Maintaining a consistent schema and abstraction layers across the project proved to be difficult with four coders constantly iterating on the codebase. Edges, API routes, Hazards, Routes Types, and other variations on similar ideas raised challenges across implementations. We often required refactors across classes to ensure a consistent, optimized pipeline.

Project database architecture proved to be an interesting design challenge. Our project required several, interlinked databases to function properly, which were a mix of mutable/immutable databases that often contained references to other objects or tables entirely.

Accomplishments that we're proud of:

Context-aware hazard intelligence - Built a Gemini-powered classification engine that doesn't just see a pothole, but understands the risk. By utilizing the vision capabilities of LLMs, we transformed slow, manual reporting into instant, high-fidelity hazard assessments.

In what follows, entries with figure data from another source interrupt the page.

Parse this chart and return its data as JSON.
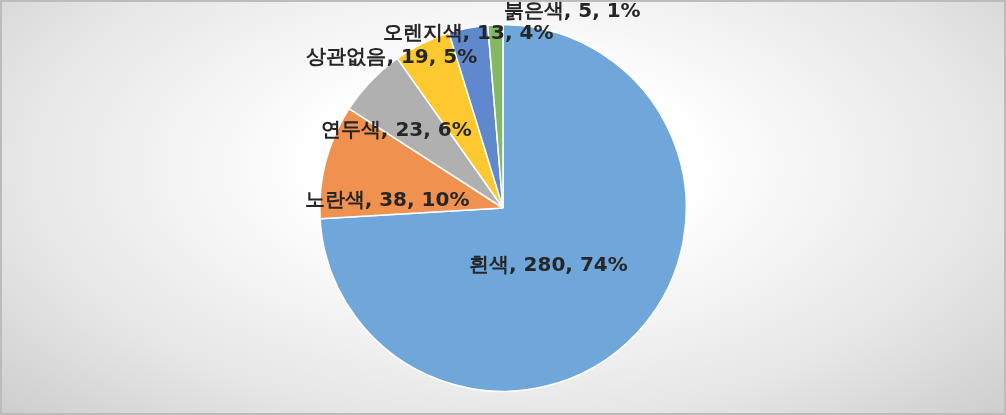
{
  "chart_data": {
    "type": "pie",
    "categories": [
      "흰색",
      "노란색",
      "연두색",
      "상관없음",
      "오렌지색",
      "붉은색"
    ],
    "values": [
      280,
      38,
      23,
      19,
      13,
      5
    ],
    "value_labels": [
      "280, 74%",
      "38, 10%",
      "23, 6%",
      "19, 5%",
      "13, 4%",
      "5, 1%"
    ],
    "colors": [
      "#70a7db",
      "#f0914f",
      "#b0b0b0",
      "#fec92e",
      "#5f88cd",
      "#84b865"
    ]
  }
}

Integrated technical precision - Successfully bridged the gap between high-level reasoning and physical metrics by fusing Gemini’s contextual analysis with specialized segmentation and depth-estimation APIs.

What we learned:

Fine tuned models beat general models for precision - Fine models offer superior precision over general-purpose alternatives. Our fine tuned YOLOv8 architecture significantly outperformed standard weights in detecting road hazards.

What's next for SafeStep:

Global Road Intelligence — We are expanding our footprint beyond Providence. Our roadmap includes onboarding all major metropolitan hubs, featuring localized calibration of our hazard weights to account for the unique infrastructure and traffic patterns of each specific city.

Specialized Neural Architecture — While base Gemini provides the foundation, we are moving toward a custom-tuned vision model. By fine-tuning a model specifically for infrastructure forensics, we will achieve even higher precision in identifying road degradation and safety anomalies.